Introduction#

This guide will help a deployment engineer complete the software installation of Base Command Manager (BCM) 11 on the head node, set up the control plane nodes, and prepare the BCM software to power on, provision, and manage any NVIDIA GB200 NVL72 rack(s) managed by BCM. It also will show the deployment engineer prepare the cluster for NVIDIA Mission Control Software Installation. The guide is designed to be followed in order, with each section building on the previous one unless indicated otherwise. It assumes that the reader has a basic understanding of Linux and networking concepts, as well as familiarity with NVIDIA hardware and software.

The major steps that will be covered in this guide are:

  1. BCM 11 software installation on a server designated as the head node.

    • Installing the BCM 11 software on the head node.

    • Configuring the head node for mixed architecture provisioning support.

    • Setting up the head node for network connectivity.

  2. Configuring networking within BCM 11 manually (OEM deployments) or via the bcm-netautogen tool (DGX SuperPOD deployments only) for the entire cluster.

  3. Creating categories and their respective software images for node provisioning and NVIDIA Mission Control Software installation, including:

    • Slurm login.

    • Kubernetes (K8s) Administrator.

    • Kubernetes (K8s) User space

    • DGX GB200 compute trays.

  4. Individual control plane node hardware setup:

    • Slurm control plane nodes.

    • K8s Administrator control plane nodes.

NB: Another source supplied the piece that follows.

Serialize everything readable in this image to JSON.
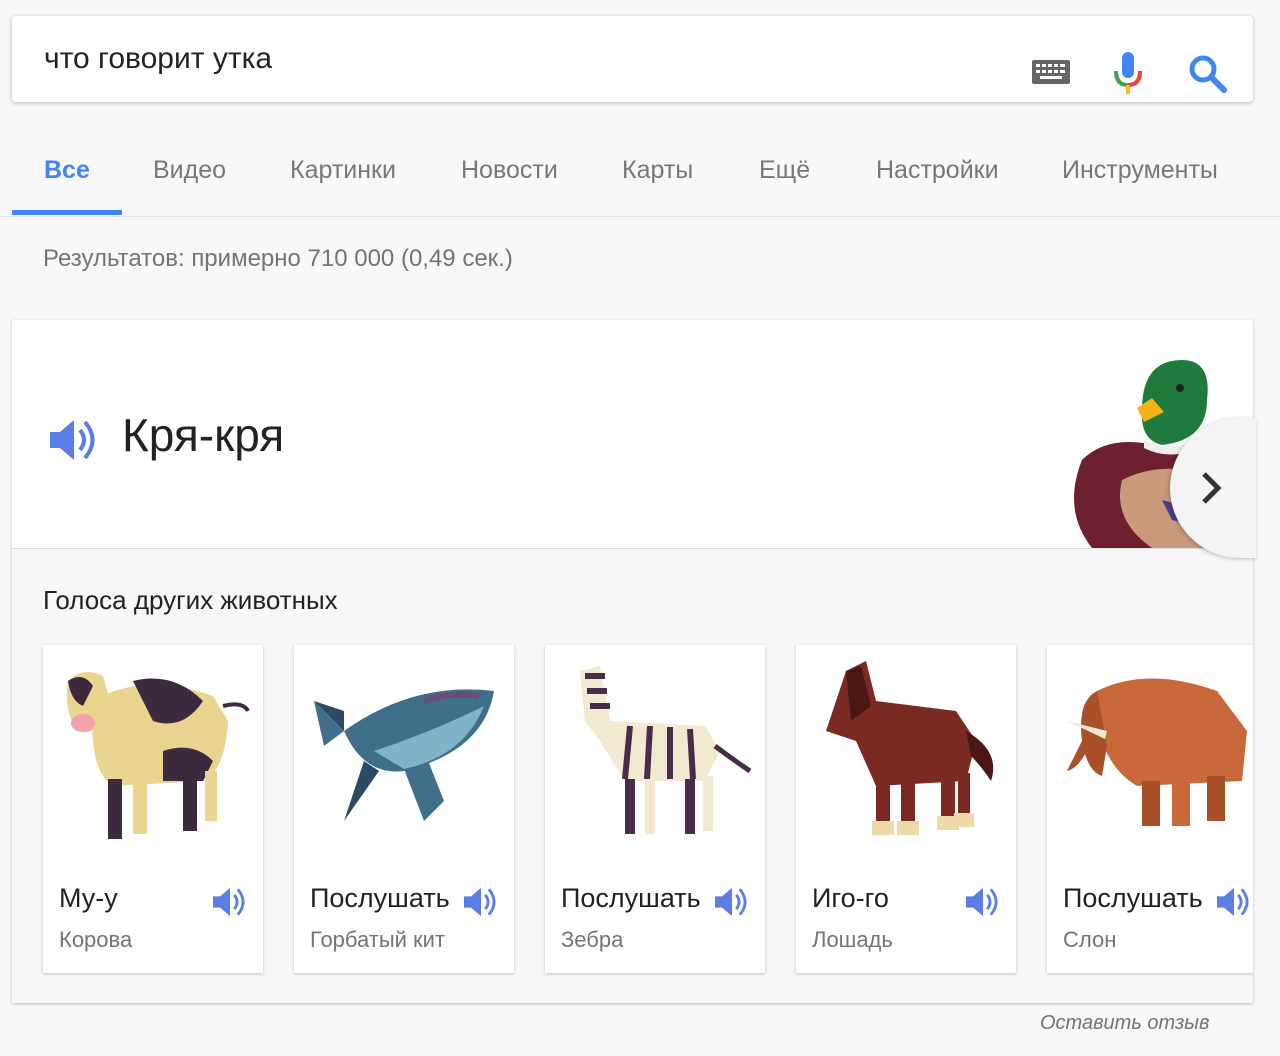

    • K8s User space control plane nodes.

  5. GB200 Rack setup using the GB200 rack import process or a manual setup where major rack devices are added to BCM:

    • GB200 compute trays.

    • NVLink Switch devices.

    • Power shelves.

  6. High availability (HA) setup.

  7. Adding shared storage (NFS) to BCM.

Note

NVIDIA DGX SuperPOD supports workload orchestration with Slurm or with Kubernetes (K8s) through RunAI, but not both concurrently.